Évidemment, Luxair a pris le choc de la pandémie de plein fouet. La crise lui a coûté près de 70 % de ses passagers et 150 millions d’euros l’an dernier. Pour redresser la barre tant qu’il le peut, Gilles Feith doit donc tailler dans les dépenses et il y va à la tronçonneuse plutôt qu’au sécateur. Il vise notamment le crémant servi gratuitement à bord, une tradition qui dure depuis des décennies et qui, il faut le dire, fait le charme de la compagnie. Le genre d’habitude à laquelle on prend goût et on s’attache.

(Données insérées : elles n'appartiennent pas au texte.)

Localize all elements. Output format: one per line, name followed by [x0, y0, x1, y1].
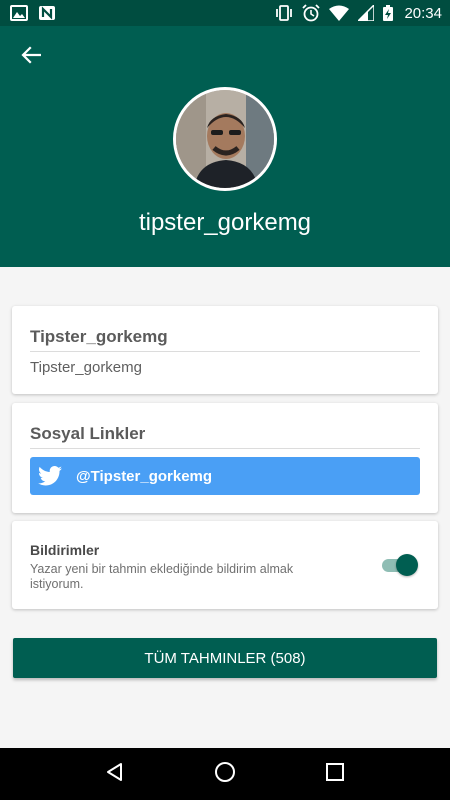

Mais désormais, le crémant Poll-Fabaire (Vinsmoselle) ou la Cuvée de l’Écusson (Bernard Massard) sont remplacés au profit d’une Cuvée Spéciale Luxair, un mousseux brut à base de chardonnay élaboré par la société Grands Chais de France (GCF) à Landiras, dans la Gironde (Bordelais). Avec quels vins? Luxair a indiqué vendredi au Wort qu’il provenait du Jura, mais aucune indication ne figure sur la bouteille.
En visitant le site internet de Grands Chais de France, très grand faiseur originaire d’Alsace, on apprend qu’il est le premier vinificateur de France, qu’il est présent dans huit régions viticoles de l’Hexagone ainsi qu’en Allemagne, qu’il compte plus de 3 000 collaborateurs et que «le groupe a réalisé en 2018 un CA de 1,124 milliard d’euros, dont 80 % à l’export dans plus de 173 pays». GCF a notamment créé et développé la gamme JP Chenet, «marque de vins français la plus vendue dans le monde», à défaut d’être la plus remarquable. On se retrouve donc loin, très loin, à des années-lumière même, de l’ADN des vignerons du Grand-Duché.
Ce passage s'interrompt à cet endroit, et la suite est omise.